XRPが、長期のカップ・アンド・ハンドル形成の一環として0.855ドル近辺の支持線を再び試す局面に入ったとの見方が出ている。反発基調に戻るには、まず1.35〜1.40ドルのゾーンを上抜ける必要があり、本格反転の確認には2025年7月に付けた3.66ドルの回復が焦点となる。
The Crypto Basicが6月29日付で報じたところによると、XRPは数年単位のパターンにおける「ハンドル」局面で、下限のトレンドラインとガウシアンフィルターのラインが重なる水準に近づいている。
足元のXRPは1.04ドル前後で推移している。2025年7月に記録した過去最高値(ATH)の3.66ドルと比べると、下落率は71%を超える。2025年第4四半期以降は暗号資産市場全体が軟調で、XRPも1ドル近辺の攻防に入っている。
市場で注目されているのは、今回の下落が単なる弱気トレンドの継続ではなく、2018年から続く大型のカップ・アンド・ハンドルの一部に当たる可能性だ。カップ・アンド・ハンドルは、大幅下落後に丸みを帯びた底を形成する「カップ」を経て、短期的な調整局面である「ハンドル」を作り、その後の上放れにつながるとされるチャートパターンを指す。
XRPのカップ形成は、2018年1月の高値3.31ドルの後に始まった。いったん0.1140ドルまで下落した後、複数回の上下を経て2025年7月には3.66ドルまで回復した。その後、2025年10月に始まった市場全体の下落と重なる形で再び急落し、この下げが現在のハンドル形成過程と解釈されている。

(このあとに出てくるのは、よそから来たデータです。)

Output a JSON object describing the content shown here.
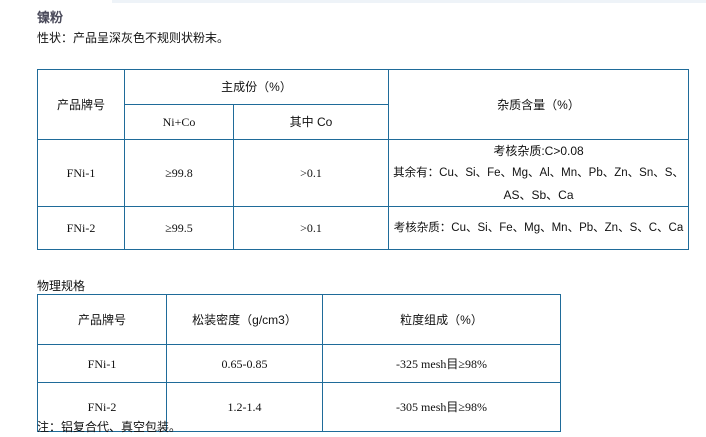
{
  "title": "镍粉",
  "property": "性状：产品呈深灰色不规则状粉末。",
  "table1": {
    "headers": {
      "grade": "产品牌号",
      "main": "主成份（%）",
      "nico": "Ni+Co",
      "co": "其中 Co",
      "impurity": "杂质含量（%）"
    },
    "rows": [
      {
        "grade": "FNi-1",
        "nico": "≥99.8",
        "co": ">0.1",
        "impurity_lines": [
          "考核杂质:C>0.08",
          "其余有：Cu、Si、Fe、Mg、Al、Mn、Pb、Zn、Sn、S、",
          "AS、Sb、Ca"
        ]
      },
      {
        "grade": "FNi-2",
        "nico": "≥99.5",
        "co": ">0.1",
        "impurity_lines": [
          "考核杂质：Cu、Si、Fe、Mg、Mn、Pb、Zn、S、C、Ca"
        ]
      }
    ]
  },
  "physical_title": "物理规格",
  "table2": {
    "headers": [
      "产品牌号",
      "松装密度（g/cm3）",
      "粒度组成（%）"
    ],
    "rows": [
      [
        "FNi-1",
        "0.65-0.85",
        "-325 mesh目≥98%"
      ],
      [
        "FNi-2",
        "1.2-1.4",
        "-305 mesh目≥98%"
      ]
    ]
  },
  "note": "注：铝复合代、真空包装。",
  "colors": {
    "border": "#1f6b99",
    "title": "#4a4a5a"
  }
}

チャート上では、XRPはハンドル下限のトレンドラインに接近している。この水準は強い支持線として機能する可能性があり、買いが入りやすい水準として意識されている。なかでもハンドル下限のトレンドラインは、0.855ドル付近のガウシアンフィルターのラインと重なる。過去の複数の弱気局面でも、底値圏の目安として機能してきた点が注目材料だ。

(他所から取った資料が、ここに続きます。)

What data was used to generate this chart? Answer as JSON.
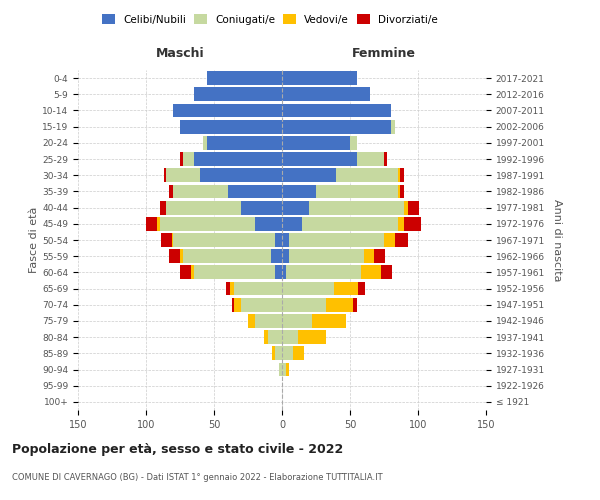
{
  "age_groups": [
    "100+",
    "95-99",
    "90-94",
    "85-89",
    "80-84",
    "75-79",
    "70-74",
    "65-69",
    "60-64",
    "55-59",
    "50-54",
    "45-49",
    "40-44",
    "35-39",
    "30-34",
    "25-29",
    "20-24",
    "15-19",
    "10-14",
    "5-9",
    "0-4"
  ],
  "birth_years": [
    "≤ 1921",
    "1922-1926",
    "1927-1931",
    "1932-1936",
    "1937-1941",
    "1942-1946",
    "1947-1951",
    "1952-1956",
    "1957-1961",
    "1962-1966",
    "1967-1971",
    "1972-1976",
    "1977-1981",
    "1982-1986",
    "1987-1991",
    "1992-1996",
    "1997-2001",
    "2002-2006",
    "2007-2011",
    "2012-2016",
    "2017-2021"
  ],
  "males": {
    "celibi": [
      0,
      0,
      0,
      0,
      0,
      0,
      0,
      0,
      5,
      8,
      5,
      20,
      30,
      40,
      60,
      65,
      55,
      75,
      80,
      65,
      55
    ],
    "coniugati": [
      0,
      0,
      2,
      5,
      10,
      20,
      30,
      35,
      60,
      65,
      75,
      70,
      55,
      40,
      25,
      8,
      3,
      0,
      0,
      0,
      0
    ],
    "vedovi": [
      0,
      0,
      0,
      2,
      3,
      5,
      5,
      3,
      2,
      2,
      1,
      2,
      0,
      0,
      0,
      0,
      0,
      0,
      0,
      0,
      0
    ],
    "divorziati": [
      0,
      0,
      0,
      0,
      0,
      0,
      2,
      3,
      8,
      8,
      8,
      8,
      5,
      3,
      2,
      2,
      0,
      0,
      0,
      0,
      0
    ]
  },
  "females": {
    "nubili": [
      0,
      0,
      0,
      0,
      0,
      0,
      0,
      0,
      3,
      5,
      5,
      15,
      20,
      25,
      40,
      55,
      50,
      80,
      80,
      65,
      55
    ],
    "coniugate": [
      0,
      0,
      3,
      8,
      12,
      22,
      32,
      38,
      55,
      55,
      70,
      70,
      70,
      60,
      45,
      20,
      5,
      3,
      0,
      0,
      0
    ],
    "vedove": [
      0,
      0,
      2,
      8,
      20,
      25,
      20,
      18,
      15,
      8,
      8,
      5,
      3,
      2,
      2,
      0,
      0,
      0,
      0,
      0,
      0
    ],
    "divorziate": [
      0,
      0,
      0,
      0,
      0,
      0,
      3,
      5,
      8,
      8,
      10,
      12,
      8,
      3,
      3,
      2,
      0,
      0,
      0,
      0,
      0
    ]
  },
  "color_celibi": "#4472c4",
  "color_coniugati": "#c6d9a0",
  "color_vedovi": "#ffc000",
  "color_divorziati": "#cc0000",
  "title": "Popolazione per età, sesso e stato civile - 2022",
  "subtitle": "COMUNE DI CAVERNAGO (BG) - Dati ISTAT 1° gennaio 2022 - Elaborazione TUTTITALIA.IT",
  "xlabel_left": "Maschi",
  "xlabel_right": "Femmine",
  "ylabel_left": "Fasce di età",
  "ylabel_right": "Anni di nascita",
  "xlim": 150,
  "background_color": "#ffffff",
  "grid_color": "#cccccc"
}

過去事例としては、2017年3月にXRPが0.00525ドルまで下落して同ラインを再試験した後、2018年1月に3.31ドルまで急騰した。2019年11月に0.20041ドルまで下げた局面でも同ラインを試しており、厳密な大底ではなかったものの、2020年3月の安値0.1140ドルに近い水準だった。

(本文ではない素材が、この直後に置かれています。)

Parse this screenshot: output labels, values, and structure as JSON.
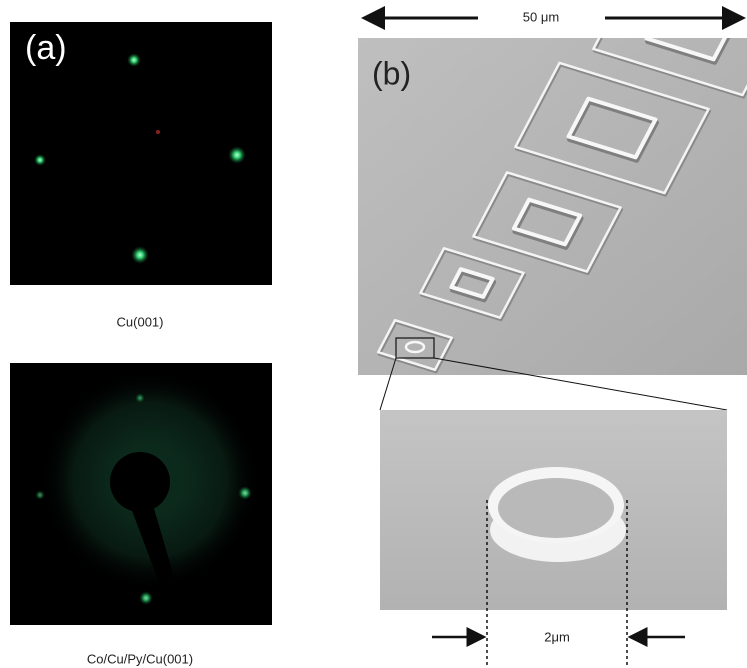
{
  "panel_a": {
    "label": "(a)",
    "top_caption": "Cu(001)",
    "bottom_caption": "Co/Cu/Py/Cu(001)"
  },
  "panel_b": {
    "label": "(b)",
    "scale_top": "50 μm",
    "scale_inset": "2μm"
  }
}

さらに、2022年6月のTerraエコシステム崩壊直後に0.28ドルまで下落した局面でも、同ラインの再試験は底固めの動きと重なった。2024年11月に0.49ドルまで下げた場面でも同様に、この領域を経て反発が続いたという。
こうした経緯から、0.855ドルは単なる節目ではなく、長期パターンにおける構造的な支持線とみられている。分析では、この水準を再試験したうえで下値を支えられれば、買い戻しのシグナルになり得るとしている。
もっとも、反発余地とトレンド転換は分けてみる必要がある。まずはハンドル上限のトレンドラインが位置する1.35〜1.40ドルのゾーンを上抜けられるかが最初の関門となる。
そのうえで、ネックラインに相当する3.66ドルの高値を回復して初めて、本格的な価格反転が確認されるという。
上値目標としては8ドルが挙げられた。この水準は、スタンダードチャータードが示した水準とも一致する。短期的には0.855ドルの支持維持が焦点となり、その後は1.35〜1.40ドルの突破、さらに3.66ドルの回復が、XRPの次の方向性を左右しそうだ。